2018年11月26日月曜日

【駆け出しのころ】名工建設取締役常務執行役員建築本部長・里川幸夫氏

 ◇原寸の目と500分の1の目で見る◇

 入社後、最初に配属されたのが名古屋市内の住宅工事の現場でした。工事途中からの担当で、どう管理すればよいのかなど、何も分かりません。先輩方に言われるままに掃除と片付け、墨出しといった“汗かき仕事”ばかりをしていた記憶があります。

 数カ月間その現場に勤務し、次に担当したのが県外の宗教団体施設の工事。著名な建築家が設計し、その建築家の仕事ができるということだけで、ワクワクしました。基礎の杭打ちから加わり、最初は鉄筋の管理を担当しました。施工図を何枚も描き、協力業者の方々に施工をお願いし、管理する。やっと現場監督らしい仕事ができたと喜んだものです。

 ある日、所長に呼ばれ、本館脇に造る地下2階建ての付属棟を「一人でやってみろ」と言われました。水槽のような形状で、地上に出ているのは小さな入り口だけ。完成後は電気・機械設備などが配置される施設でした。入社2年目に入るころで、付属棟といえども任されたことがうれしくて、土留めのための土圧計算の書物を買ってきて一人で勉強しながら、計画から図面、施工とすべてをやり遂げました。人が往来する施設ではありませんが、建築物を造ったという達成感がありました。

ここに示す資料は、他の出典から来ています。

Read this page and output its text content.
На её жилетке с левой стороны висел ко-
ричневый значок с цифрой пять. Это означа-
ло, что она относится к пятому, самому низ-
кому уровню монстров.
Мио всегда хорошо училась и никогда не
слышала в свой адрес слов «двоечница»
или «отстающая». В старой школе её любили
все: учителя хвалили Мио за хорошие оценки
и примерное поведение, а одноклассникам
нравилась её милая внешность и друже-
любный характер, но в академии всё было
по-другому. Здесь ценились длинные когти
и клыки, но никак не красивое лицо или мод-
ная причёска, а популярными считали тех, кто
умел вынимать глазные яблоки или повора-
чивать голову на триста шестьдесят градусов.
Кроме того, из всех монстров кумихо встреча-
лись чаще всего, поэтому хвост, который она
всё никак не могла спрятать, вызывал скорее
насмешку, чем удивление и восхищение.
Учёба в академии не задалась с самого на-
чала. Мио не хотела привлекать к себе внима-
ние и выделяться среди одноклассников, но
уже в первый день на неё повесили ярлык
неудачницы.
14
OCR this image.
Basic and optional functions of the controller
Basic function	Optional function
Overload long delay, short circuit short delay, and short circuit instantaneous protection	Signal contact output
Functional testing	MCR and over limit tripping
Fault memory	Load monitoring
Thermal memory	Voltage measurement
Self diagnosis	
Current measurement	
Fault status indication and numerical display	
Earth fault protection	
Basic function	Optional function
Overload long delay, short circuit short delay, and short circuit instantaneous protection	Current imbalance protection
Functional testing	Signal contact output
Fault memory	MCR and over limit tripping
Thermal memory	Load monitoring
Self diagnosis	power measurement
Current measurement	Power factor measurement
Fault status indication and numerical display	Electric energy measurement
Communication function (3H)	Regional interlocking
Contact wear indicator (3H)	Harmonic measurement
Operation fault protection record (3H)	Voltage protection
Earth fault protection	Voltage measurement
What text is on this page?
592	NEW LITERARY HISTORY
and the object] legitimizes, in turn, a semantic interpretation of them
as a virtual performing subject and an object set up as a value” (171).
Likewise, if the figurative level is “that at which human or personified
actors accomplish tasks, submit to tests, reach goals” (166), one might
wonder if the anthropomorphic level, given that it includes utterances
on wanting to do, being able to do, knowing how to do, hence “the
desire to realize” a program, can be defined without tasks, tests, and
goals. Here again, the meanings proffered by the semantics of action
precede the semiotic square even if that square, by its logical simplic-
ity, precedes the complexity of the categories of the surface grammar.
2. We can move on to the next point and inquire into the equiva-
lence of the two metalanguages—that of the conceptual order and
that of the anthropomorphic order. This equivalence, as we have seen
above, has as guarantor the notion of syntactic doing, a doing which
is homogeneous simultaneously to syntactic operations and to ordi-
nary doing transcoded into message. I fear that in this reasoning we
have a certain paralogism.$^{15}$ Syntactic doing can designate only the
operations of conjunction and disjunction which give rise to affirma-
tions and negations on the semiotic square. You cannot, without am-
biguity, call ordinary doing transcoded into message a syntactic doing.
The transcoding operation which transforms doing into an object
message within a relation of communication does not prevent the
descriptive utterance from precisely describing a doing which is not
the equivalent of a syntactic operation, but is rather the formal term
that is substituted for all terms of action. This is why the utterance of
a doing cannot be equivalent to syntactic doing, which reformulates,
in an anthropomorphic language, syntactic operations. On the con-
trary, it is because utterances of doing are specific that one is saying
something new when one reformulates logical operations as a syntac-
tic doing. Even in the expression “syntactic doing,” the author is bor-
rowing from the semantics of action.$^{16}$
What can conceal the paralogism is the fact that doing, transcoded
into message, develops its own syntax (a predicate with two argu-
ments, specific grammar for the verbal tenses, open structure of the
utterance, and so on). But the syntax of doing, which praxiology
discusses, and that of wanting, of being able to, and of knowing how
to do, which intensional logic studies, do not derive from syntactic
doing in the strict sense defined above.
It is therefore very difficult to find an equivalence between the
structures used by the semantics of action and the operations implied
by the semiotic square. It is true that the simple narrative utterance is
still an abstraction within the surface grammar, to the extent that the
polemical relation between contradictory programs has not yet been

 現場勤務で最も印象に残っているのが27歳の時に担当した地下1階地上3階建ての個人病院でした。当時、コンクリートの打ち放しの建物が流行し、その病院もそうした設計でした。狭い敷地に地下部分を造り、きれいなコンクリート壁面を構築していく。工期を守るのが精いっぱいで、仕上がりや品質までなかなか手が回らず、周囲の人たちに迷惑を掛けたと、今でも申し訳なく思っています。

 特に苦労したのがコンクリートで「ピン角」と言われるとがった建物の角の形状をどう作るかでした。それを実現するため、バイブレータだけではなく、長い竹を買ってきて、現場にいる人たちみんなで型枠内のコンクリートを突き、満遍なく行き渡るようにし、「ピン角」を造りました。

 現場には約20年勤務しましたが、どの現場も苦労の連続でした。施主や設計事務所の方々との折衝、協力業者や周辺住民の方々とのコミュニケーションの取り方など、丁寧に対応しなければならないものばかりで、忍耐力だけは養われた気がします。この業界ではよく使われますが、建築の仕事は「二つの目」が必要です。一つは施工上で求められるミリ単位の「原寸の目」。もうひとつは全体を俯瞰(ふかん)して見る「500分の1の目」。この両方の目で見ることで、良い建築物ができると思います。

 若い技術者には困難な課題が出てきても、逃げずに立ち向かってほしい。それが個人の技術力を高め、人間としての成長にもつながるはずです。三洋電機の後藤清一元副社長(故人)の本に「何も咲かない冬の日は下へ下への根を伸ばせ」という言葉が書かれています。現場では苦労の連続かもしれませんが、それはその人の“根”を伸ばす時期です。そう思って若い技術者には頑張ってほしい。

 (さとがわ・ゆきお)1979年名古屋工業大建築学科卒、名工建設入社。09年執行役員建築本部建築部長、10年同北陸支店長、13年取締役執行役員建築本部長を経て14年から現職。三重県出身、61歳。